We agree with the trial judge that this is an extremely close question. We cannot disagree with the judge's conclusion that *531 the potential danger is outweighed by the advantage to plaintiff in being able to join her new husband with all of her children, the advantage to the children in having the full-time care and nurture of their mother, who had been awarded physical custody, and also the opportunity to be educated abroad. Furthermore, the trial judge's decision to require the children to visit with their father for one week each at Christmas and Easter, and for 60 days in the summer, will really constitute more opportunity for the children to be exposed to the care and nurture of their father than they enjoyed previously. We therefore affirm the decision to permit removal of the children to El Salvador. We turn then to the cross appeal by plaintiff.

Plaintiff appeals from the portion of the order that requires her to pay transportation for the Christmas and Easter visitations. She argues that if defendant was obliged to pay the transportation for those visitations he may decide to forego them on occasion. More important, plaintiff contends the trial judge should not have terminated child support.

We agree with the trial judge that plaintiff should bear the expense of the children's transportation to visit with their father, since the necessity for that expenditure results from her move to El Salvador. However, in view of the fact that plaintiff is obliged to bear this expense, there was no reason to terminate defendant's obligation to pay a portion of the support of his children during the time they are in the physical custody of their mother. The obligation to support children is the responsibility of both parents. Lepis v. Lepis, 83 N.J. 139, 161 (1980); Ionno v. Ionno, 148 N.J. Super. 259, 261 (App.Div. 1977). Support of children is an ongoing expense. Notwithstanding that the children are in El Salvador except for those periods when they are visiting with their father, the expense of supporting them continues. Defendant has an obligation to bear a share of that expense beyond the period when they are visiting him. The trial judge terminated defendant's obligation to pay child support simply because the children will not be available *532 for visitation while they are in El Salvador. Child support cannot be equated with visitation. Brennan v. Brennan, 187 N.J. Super. 351, 356-357 (App.Div. 1982).

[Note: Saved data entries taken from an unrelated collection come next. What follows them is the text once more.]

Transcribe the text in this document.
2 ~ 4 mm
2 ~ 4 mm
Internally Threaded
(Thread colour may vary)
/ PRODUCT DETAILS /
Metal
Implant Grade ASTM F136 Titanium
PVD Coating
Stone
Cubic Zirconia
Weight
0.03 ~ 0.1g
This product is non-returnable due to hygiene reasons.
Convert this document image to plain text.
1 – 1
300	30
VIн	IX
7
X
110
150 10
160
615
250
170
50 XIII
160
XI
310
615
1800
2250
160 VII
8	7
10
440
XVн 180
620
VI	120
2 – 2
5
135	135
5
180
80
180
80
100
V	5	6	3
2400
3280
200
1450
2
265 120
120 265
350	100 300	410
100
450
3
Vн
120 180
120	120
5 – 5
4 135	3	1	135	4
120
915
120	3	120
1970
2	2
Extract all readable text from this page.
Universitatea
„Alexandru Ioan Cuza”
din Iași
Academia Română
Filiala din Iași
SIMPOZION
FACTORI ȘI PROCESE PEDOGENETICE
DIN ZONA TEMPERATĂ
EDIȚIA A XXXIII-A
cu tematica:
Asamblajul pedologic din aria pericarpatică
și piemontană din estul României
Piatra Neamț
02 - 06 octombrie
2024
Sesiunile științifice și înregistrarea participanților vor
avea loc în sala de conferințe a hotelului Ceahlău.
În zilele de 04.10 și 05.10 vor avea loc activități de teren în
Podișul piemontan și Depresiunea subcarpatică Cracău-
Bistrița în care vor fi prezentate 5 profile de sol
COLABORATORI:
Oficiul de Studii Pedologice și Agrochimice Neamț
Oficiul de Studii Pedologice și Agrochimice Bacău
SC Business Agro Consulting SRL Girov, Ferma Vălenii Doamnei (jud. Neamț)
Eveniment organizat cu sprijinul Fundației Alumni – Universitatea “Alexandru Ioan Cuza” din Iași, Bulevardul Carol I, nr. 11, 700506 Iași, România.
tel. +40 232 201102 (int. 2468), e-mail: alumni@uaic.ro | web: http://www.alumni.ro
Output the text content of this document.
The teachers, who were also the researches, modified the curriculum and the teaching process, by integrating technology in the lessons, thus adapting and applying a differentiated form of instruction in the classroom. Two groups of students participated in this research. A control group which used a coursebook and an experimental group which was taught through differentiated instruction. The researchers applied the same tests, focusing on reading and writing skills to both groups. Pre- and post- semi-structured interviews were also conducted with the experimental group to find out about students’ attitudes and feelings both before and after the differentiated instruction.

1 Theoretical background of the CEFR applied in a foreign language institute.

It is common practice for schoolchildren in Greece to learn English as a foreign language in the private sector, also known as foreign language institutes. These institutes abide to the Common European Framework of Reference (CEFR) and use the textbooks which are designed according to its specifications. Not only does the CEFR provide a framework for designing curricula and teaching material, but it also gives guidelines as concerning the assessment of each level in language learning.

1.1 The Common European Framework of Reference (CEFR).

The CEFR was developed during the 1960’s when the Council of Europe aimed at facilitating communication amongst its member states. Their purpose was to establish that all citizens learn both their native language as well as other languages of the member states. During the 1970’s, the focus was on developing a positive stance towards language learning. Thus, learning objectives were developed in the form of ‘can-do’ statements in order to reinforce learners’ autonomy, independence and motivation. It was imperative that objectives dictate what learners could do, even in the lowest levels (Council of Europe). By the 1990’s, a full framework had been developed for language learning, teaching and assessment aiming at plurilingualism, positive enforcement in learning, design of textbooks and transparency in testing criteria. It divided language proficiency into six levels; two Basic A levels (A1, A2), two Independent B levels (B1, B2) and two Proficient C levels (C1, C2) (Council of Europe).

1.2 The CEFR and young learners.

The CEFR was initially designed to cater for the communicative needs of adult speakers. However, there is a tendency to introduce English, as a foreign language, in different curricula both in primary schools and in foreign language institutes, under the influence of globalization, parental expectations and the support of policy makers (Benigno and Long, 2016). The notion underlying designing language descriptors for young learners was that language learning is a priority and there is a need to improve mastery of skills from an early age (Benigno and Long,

Affirmed as to the removal of the children, but reversed as to the termination of child support which is reinstated, and defendant shall pay the child support ordered in the final judgment of divorce except for those periods when the children are physically with defendant.

NOTES

[1] Defendant was accorded 30 days visitation with the children when plaintiff first left the State of New Jersey.

[2] In the Gantner case the parties had joint legal custody of the children although the wife was given physical custody of the children. While the court did not specifically address any distinction between joint custody and sole custody, it nonetheless entertained and authorized a removal order.